There are ways to attract bats to your backyard, farm, and community.  Placement of bat boxes with ample water sources nearby is a good start.  Water sources are another area of importance to attract bats.  Have you sat by a swimming pool and witnessed a bat swoop down and skim across the water?  It is likely they are either consuming a little water after feeding on a large number of harmful insects or are wetting their modified arms (wings) to help remove dust and dirt to reduce drag on their wings.  Bats are the only mammal that are capable of true flight, the modified wings with skin spanning between specific bone structures allows them to accomplish this amazing action.

We often refer to bats as blind, but they can see shadows if out during daylight hours.  This poor sight is not helpful enough for survival, this is where their echolocation abilities come into play.  Humans studied bats to better understand how they make the sounds that bounce of an object and back to their sensing system that includes exceptional hearing.  They locate and consume insects this way.  If this sounds familiar, sonar systems were developed by studying this process.
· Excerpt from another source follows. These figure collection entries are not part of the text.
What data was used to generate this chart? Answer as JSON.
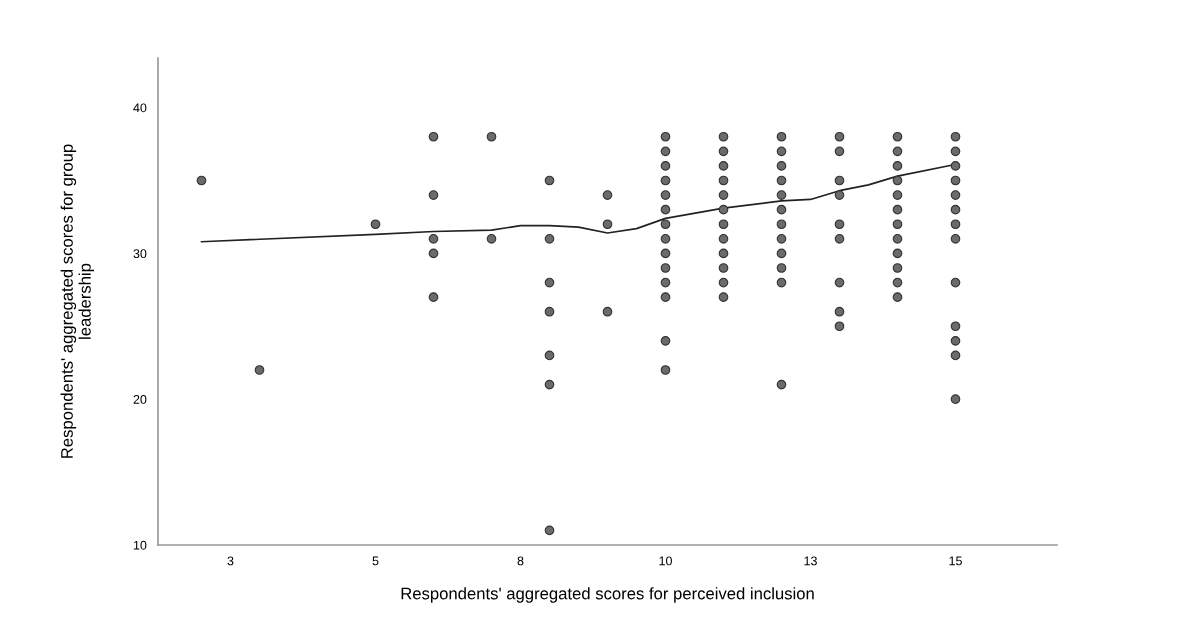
{
  "chart_data": {
    "type": "scatter",
    "xlabel": "Respondents' aggregated scores for perceived inclusion",
    "ylabel": "Respondents' aggregated scores for group\nleadership",
    "xlim": [
      1.25,
      16.75
    ],
    "ylim": [
      10,
      43.4
    ],
    "xticks": [
      {
        "value": 2.5,
        "label": "3"
      },
      5,
      {
        "value": 7.5,
        "label": "8"
      },
      10,
      {
        "value": 12.5,
        "label": "13"
      },
      15
    ],
    "yticks": [
      10,
      20,
      30,
      40
    ],
    "grid": false,
    "marker": "circle",
    "series": [
      {
        "color": "#6b6b6b",
        "x": [
          2,
          3,
          5,
          6,
          6,
          6,
          6,
          6,
          7,
          7,
          8,
          8,
          8,
          8,
          8,
          8,
          8,
          9,
          9,
          9,
          10,
          10,
          10,
          10,
          10,
          10,
          10,
          10,
          10,
          10,
          10,
          10,
          10,
          10,
          11,
          11,
          11,
          11,
          11,
          11,
          11,
          11,
          11,
          11,
          11,
          11,
          12,
          12,
          12,
          12,
          12,
          12,
          12,
          12,
          12,
          12,
          12,
          12,
          13,
          13,
          13,
          13,
          13,
          13,
          13,
          13,
          13,
          14,
          14,
          14,
          14,
          14,
          14,
          14,
          14,
          14,
          14,
          14,
          14,
          15,
          15,
          15,
          15,
          15,
          15,
          15,
          15,
          15,
          15,
          15,
          15,
          15
        ],
        "values": [
          35,
          22,
          32,
          38,
          34,
          31,
          30,
          27,
          38,
          31,
          35,
          31,
          28,
          26,
          23,
          21,
          11,
          34,
          32,
          26,
          38,
          37,
          36,
          35,
          34,
          33,
          32,
          31,
          30,
          29,
          28,
          27,
          24,
          22,
          38,
          37,
          36,
          35,
          34,
          33,
          32,
          31,
          30,
          29,
          28,
          27,
          38,
          37,
          36,
          35,
          34,
          33,
          32,
          31,
          30,
          29,
          28,
          21,
          38,
          37,
          35,
          34,
          32,
          31,
          28,
          26,
          25,
          38,
          37,
          36,
          35,
          34,
          33,
          32,
          31,
          30,
          29,
          28,
          27,
          38,
          37,
          36,
          35,
          34,
          33,
          32,
          31,
          28,
          25,
          24,
          23,
          20
        ]
      },
      {
        "type": "line",
        "color": "#222222",
        "marker": "none",
        "line_style": "solid",
        "x": [
          2,
          5,
          6,
          7,
          7.5,
          8,
          8.5,
          9,
          9.5,
          10,
          11,
          12,
          12.5,
          13,
          13.5,
          14,
          15
        ],
        "values": [
          30.8,
          31.3,
          31.5,
          31.6,
          31.9,
          31.9,
          31.8,
          31.4,
          31.7,
          32.4,
          33.1,
          33.6,
          33.7,
          34.3,
          34.7,
          35.3,
          36.1
        ]
      }
    ]
  }
}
Bats are the major harvester of night-flying insects, many that carry diseases that impact humans and other animals.  Insect prey for bats include cockroaches, mosquitos, moths, beetles, gnats and others.  A Big Brown Bat can catch and consume 3,000 to 7,000 mosquitos a night.  Multiple this by a large bat population the amount of harmful insects harvested can go into the thousands of tons in a year.  This is a positive impact for our forest and agriculture lands against major pests.

Florida is home to 13 different species of bats.  They are always on the hunt for warm, dry, dark areas that are either natural or manmade narrow crevices.  Out of all of these species, 4 bats are the primary inhabitants of bat houses.  The Evening Bat and Brazilian free-tailed Bat are the most common in the panhandle of Florida.  The Big Brown Bat and Southeastern Bat can at times occupy houses.

Photo courtesy: Matt Lollar

You can often locate bats boxes at your garden and agriculture centers or order online.  Another option is to build your own boxes.  Just remember the best way to erect a bat box is on a tall post.  It is recommended to set the boxes around 10 feet off the ground.  Placing boxes on trees creates a setting for potential predators to approach and feed on bats.  Snakes have been known to enter and feed on young bats that are not fully developed and at best are poor fliers.

As a reminder, never touch a bat or any other wild animals.  Bats that are healthy are not found on the ground, so assume the bat is not health and may be carrying a disease.  On a final note, enjoy sitting on the back porch and watching the acrobatics of these amazing mammals in the evening sky.